A partir das sugestões de pessoas do circuito da arte popular, Jasson cria suas obras justapondo elementos que não são imediatamente óbvios para gerar curiosidade em quem observa. Essa lógica inusitada de combinações de formas, temas e cores levaram o trabalho de Jasson a ser caracterizado pela crítica como “fantástico sertanejo”, dialogando com o imaginário popular nordestino, que também se manifesta na literatura, na música e no teatro.

Além de se inspirar na natureza que o cerca, como as flores coloridas e exuberantes da caatinga, Jasson costuma sonhar com as peças, ou imaginar o que quer criar durante a noite. Ele não faz esboços e não marca a madeira com lápis para iniciar os trabalhos. Imagina a peça e “desenha com a ferramenta”, por meio do entalhe. 

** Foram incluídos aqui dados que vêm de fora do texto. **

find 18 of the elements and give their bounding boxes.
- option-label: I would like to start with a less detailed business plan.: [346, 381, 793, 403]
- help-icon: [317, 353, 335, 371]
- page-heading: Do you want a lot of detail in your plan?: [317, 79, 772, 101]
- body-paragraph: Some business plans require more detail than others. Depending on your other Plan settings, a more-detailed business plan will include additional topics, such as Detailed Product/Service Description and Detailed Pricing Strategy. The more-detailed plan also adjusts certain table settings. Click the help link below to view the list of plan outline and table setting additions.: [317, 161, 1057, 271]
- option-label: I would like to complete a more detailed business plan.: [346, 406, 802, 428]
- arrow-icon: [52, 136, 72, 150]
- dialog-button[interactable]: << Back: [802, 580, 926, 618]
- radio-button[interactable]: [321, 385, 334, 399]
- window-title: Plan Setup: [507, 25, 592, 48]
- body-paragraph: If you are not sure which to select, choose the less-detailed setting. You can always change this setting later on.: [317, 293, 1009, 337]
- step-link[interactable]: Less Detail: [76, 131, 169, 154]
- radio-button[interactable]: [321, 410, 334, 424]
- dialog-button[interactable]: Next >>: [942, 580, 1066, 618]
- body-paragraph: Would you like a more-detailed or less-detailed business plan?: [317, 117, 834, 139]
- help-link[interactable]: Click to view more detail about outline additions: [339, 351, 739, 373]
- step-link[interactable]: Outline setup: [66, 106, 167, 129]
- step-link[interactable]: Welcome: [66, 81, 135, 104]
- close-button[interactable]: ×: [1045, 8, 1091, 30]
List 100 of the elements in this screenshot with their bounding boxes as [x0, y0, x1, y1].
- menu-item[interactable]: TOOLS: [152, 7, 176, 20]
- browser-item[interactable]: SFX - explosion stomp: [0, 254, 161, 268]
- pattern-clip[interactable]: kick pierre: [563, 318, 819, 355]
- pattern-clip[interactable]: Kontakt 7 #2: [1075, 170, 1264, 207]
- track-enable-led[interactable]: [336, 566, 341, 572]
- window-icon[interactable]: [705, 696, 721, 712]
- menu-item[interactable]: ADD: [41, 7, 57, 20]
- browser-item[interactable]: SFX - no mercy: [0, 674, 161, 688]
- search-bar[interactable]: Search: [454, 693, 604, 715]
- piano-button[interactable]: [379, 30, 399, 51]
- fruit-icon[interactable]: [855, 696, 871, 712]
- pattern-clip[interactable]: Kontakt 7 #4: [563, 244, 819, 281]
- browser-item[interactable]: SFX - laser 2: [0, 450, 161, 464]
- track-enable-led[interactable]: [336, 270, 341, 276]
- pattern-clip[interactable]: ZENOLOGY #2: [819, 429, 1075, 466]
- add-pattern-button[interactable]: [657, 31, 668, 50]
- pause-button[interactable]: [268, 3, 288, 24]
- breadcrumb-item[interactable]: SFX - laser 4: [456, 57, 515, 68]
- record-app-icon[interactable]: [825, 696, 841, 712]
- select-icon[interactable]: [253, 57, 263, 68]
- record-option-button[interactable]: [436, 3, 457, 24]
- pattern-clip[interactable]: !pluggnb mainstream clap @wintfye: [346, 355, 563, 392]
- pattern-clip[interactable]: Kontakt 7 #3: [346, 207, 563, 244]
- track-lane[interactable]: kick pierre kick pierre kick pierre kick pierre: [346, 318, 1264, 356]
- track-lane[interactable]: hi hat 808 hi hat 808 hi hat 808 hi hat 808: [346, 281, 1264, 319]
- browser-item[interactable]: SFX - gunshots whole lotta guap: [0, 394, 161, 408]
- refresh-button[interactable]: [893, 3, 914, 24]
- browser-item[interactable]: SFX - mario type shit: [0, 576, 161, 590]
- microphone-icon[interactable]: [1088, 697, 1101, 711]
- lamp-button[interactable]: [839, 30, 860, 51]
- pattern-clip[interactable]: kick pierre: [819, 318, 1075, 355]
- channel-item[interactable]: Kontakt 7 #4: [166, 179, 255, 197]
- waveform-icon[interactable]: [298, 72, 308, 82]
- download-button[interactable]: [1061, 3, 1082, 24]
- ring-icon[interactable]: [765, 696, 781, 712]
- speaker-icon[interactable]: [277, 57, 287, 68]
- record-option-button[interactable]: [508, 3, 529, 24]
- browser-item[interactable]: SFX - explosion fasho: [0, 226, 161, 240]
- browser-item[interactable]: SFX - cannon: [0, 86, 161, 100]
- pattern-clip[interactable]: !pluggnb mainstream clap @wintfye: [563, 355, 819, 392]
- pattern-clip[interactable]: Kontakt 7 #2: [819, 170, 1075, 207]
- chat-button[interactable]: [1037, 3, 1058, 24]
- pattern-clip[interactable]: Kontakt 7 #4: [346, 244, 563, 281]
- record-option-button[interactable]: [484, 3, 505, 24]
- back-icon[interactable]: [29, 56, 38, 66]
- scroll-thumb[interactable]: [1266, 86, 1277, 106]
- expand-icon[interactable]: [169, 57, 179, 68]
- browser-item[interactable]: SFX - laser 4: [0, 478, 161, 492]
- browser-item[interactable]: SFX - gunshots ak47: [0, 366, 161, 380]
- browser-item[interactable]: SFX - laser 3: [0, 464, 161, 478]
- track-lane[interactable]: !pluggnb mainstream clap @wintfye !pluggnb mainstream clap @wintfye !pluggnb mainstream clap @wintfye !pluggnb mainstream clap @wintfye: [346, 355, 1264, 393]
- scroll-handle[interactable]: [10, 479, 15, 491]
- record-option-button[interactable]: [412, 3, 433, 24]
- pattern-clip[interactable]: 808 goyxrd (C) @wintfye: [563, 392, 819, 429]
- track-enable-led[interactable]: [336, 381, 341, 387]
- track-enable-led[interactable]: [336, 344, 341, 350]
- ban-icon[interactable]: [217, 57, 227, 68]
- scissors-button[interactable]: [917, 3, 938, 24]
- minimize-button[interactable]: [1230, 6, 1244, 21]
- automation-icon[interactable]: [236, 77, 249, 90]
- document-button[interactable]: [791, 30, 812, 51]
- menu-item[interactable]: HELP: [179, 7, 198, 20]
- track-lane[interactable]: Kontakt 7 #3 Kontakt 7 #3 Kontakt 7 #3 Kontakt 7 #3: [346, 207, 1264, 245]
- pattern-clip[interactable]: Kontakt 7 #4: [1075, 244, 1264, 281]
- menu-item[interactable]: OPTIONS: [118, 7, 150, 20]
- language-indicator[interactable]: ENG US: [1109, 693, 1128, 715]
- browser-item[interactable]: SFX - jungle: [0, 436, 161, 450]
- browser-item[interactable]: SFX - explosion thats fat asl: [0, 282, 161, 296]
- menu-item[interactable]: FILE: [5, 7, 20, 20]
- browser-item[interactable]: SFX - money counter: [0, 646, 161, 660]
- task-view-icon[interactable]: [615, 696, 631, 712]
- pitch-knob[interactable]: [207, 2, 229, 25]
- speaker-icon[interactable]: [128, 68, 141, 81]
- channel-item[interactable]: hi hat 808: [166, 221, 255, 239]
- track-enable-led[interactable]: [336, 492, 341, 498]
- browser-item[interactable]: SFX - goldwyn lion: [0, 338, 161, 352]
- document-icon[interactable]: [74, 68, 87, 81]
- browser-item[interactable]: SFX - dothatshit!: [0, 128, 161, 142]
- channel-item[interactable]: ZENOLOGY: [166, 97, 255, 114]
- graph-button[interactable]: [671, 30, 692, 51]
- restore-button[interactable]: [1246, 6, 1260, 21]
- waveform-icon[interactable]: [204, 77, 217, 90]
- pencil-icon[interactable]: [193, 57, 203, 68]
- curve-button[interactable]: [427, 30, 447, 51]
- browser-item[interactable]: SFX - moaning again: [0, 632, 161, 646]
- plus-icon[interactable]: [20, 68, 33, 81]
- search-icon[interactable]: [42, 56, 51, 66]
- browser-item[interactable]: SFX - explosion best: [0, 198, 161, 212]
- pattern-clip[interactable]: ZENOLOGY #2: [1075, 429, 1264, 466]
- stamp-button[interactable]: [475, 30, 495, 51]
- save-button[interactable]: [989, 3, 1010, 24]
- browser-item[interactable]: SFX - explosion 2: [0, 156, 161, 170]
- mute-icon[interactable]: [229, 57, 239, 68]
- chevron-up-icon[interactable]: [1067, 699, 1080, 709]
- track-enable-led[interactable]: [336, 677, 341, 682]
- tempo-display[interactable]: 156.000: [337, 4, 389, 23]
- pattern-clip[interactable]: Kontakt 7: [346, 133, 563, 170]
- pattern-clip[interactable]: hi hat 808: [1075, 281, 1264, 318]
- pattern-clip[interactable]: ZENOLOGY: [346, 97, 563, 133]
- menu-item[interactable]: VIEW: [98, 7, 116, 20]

Não corta árvores para produzir suas peças, utilizando galhos e madeiras caídos coletados em sua região, muitas vezes trazidos pelos rios. E não utiliza parafusos nem pregos, apenas pinos de madeira para a montagem das peças.

Muitas vezes mobiliza a própria forma tortuosa da madeira para dar vida a novos seres e objetos. Os galhos retorcidos são característicos das árvores da caatinga, como timbaúba e imburana, carregando ainda mais suas peças de significado simbólico. 

Jasson, observador atento, diz que a madeira é viva, basta prestar atenção. Ela mesma explica como quer se transformar.